Frank Mazzotti, a University of Florida wildlife professor and crocodile expert, cautioned the challenge isn't just temporarily confusing crocs but keeping them close to their release points _ difficult with a beast known to swim and walk 10 miles a day.
"If it translates into stopping the animal from moving, then you have certainly solved the problem," he said.
Hord described the experiment as "something thrown together" by an agency on a penny-pinching budget. Evidence: The only expense has been a box of small multicolored lab magnets, which were taped on the croc's skull during the ride to a new location.
"Ideally, we would like to do a very rigid scientific study using magnets and radio transmitters," Hord said.
Because crocs remain rare, only two years ago moving from federally endangered to slightly less critical threatened status, they get chances their alligator cousins don't.
After three captures in suburbia, crocs get taken into captivity. Gators get taken to the butcher.
Because wildlife managers consider gators over-abundant, outnumbering crocs 1.25 million to 2,000, trappers only relocate youngsters under four feet.
Hardwick released the only two crocs magnetized so far along the 18-mile stretch of U.S. 1 leading to the Florida Keys, an expansive and isolated wetlands with a healthy resident population.
The whereabouts of crocodile No. 2, another 11-footer hauled off three weeks ago from Palmetto Bay, remain unknown. The first one Hardwick caught last month did show up again on Feb. 15 - but only as a decaying carcass floating off Card Sound Road, the likely victim of vehicle strike.

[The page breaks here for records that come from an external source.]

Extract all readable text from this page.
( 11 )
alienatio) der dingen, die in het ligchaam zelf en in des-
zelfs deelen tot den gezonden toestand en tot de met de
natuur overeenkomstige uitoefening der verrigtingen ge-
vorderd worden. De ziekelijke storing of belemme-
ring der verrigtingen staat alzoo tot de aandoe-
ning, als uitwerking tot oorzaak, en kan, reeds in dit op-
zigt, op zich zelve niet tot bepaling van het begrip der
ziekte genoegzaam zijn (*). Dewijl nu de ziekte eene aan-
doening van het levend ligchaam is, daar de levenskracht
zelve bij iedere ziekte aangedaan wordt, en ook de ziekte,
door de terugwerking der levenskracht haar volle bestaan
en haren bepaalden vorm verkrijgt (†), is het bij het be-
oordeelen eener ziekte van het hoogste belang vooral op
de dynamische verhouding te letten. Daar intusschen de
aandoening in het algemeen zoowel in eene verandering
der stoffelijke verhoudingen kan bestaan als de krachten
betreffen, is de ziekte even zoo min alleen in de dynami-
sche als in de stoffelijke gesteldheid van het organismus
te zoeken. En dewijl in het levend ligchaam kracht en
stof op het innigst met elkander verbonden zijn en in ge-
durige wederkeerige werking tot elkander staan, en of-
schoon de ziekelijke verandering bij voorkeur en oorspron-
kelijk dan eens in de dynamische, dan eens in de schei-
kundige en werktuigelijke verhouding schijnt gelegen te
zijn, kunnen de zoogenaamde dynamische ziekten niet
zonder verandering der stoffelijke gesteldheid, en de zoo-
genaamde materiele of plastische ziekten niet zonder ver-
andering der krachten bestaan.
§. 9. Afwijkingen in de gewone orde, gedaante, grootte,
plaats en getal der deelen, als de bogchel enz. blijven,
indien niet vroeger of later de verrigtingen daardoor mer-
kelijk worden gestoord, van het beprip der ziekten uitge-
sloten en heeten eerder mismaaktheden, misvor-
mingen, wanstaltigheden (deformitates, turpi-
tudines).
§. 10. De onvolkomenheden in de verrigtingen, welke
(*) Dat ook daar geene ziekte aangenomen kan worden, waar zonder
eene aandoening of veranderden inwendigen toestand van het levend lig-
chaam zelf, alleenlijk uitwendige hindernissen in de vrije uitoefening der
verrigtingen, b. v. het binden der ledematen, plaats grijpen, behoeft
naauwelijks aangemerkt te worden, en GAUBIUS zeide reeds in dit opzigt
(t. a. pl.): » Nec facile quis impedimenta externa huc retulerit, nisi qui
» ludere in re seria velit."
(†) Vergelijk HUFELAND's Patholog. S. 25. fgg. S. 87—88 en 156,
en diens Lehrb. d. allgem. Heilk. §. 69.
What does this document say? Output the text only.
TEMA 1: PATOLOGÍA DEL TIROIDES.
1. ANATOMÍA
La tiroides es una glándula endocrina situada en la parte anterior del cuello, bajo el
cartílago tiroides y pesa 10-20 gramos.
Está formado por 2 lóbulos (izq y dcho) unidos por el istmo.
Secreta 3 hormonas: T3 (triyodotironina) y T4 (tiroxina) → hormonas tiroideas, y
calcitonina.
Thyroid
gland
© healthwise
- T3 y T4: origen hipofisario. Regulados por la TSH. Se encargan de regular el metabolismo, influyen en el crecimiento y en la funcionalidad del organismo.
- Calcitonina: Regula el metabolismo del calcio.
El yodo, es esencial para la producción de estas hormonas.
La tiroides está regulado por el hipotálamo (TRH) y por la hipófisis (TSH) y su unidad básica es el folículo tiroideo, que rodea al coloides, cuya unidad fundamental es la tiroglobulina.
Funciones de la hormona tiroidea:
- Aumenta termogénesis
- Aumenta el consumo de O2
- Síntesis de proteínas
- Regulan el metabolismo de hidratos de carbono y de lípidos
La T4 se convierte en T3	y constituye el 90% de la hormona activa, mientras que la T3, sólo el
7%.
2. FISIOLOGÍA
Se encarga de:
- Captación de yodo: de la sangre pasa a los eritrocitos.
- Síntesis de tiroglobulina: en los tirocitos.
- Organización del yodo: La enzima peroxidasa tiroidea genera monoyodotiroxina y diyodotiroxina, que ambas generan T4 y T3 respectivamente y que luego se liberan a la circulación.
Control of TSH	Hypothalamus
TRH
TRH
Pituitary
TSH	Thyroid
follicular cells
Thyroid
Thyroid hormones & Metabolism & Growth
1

While the state intends to continue the magnet effort, Hord said the test would be re-evaluated if it looks like the practice makes crocs so disoriented they "literally walk into traffic." It seems more likely the dead croc was the victim of an accident. Crocs, gators and even Florida panthers are routinely struck along the dark road.
"It's not an ending we are happy about," Hardwick said of the hit-and-run.
But the discovery, at least for him, suggests maybe the magnets aren't such a daffy idea. The croc, which he'd twice previously captured far to the north, hadn't strayed very far from where it had been freed - just seven miles in three-plus weeks.
"I tend to give something to those magnets," he said.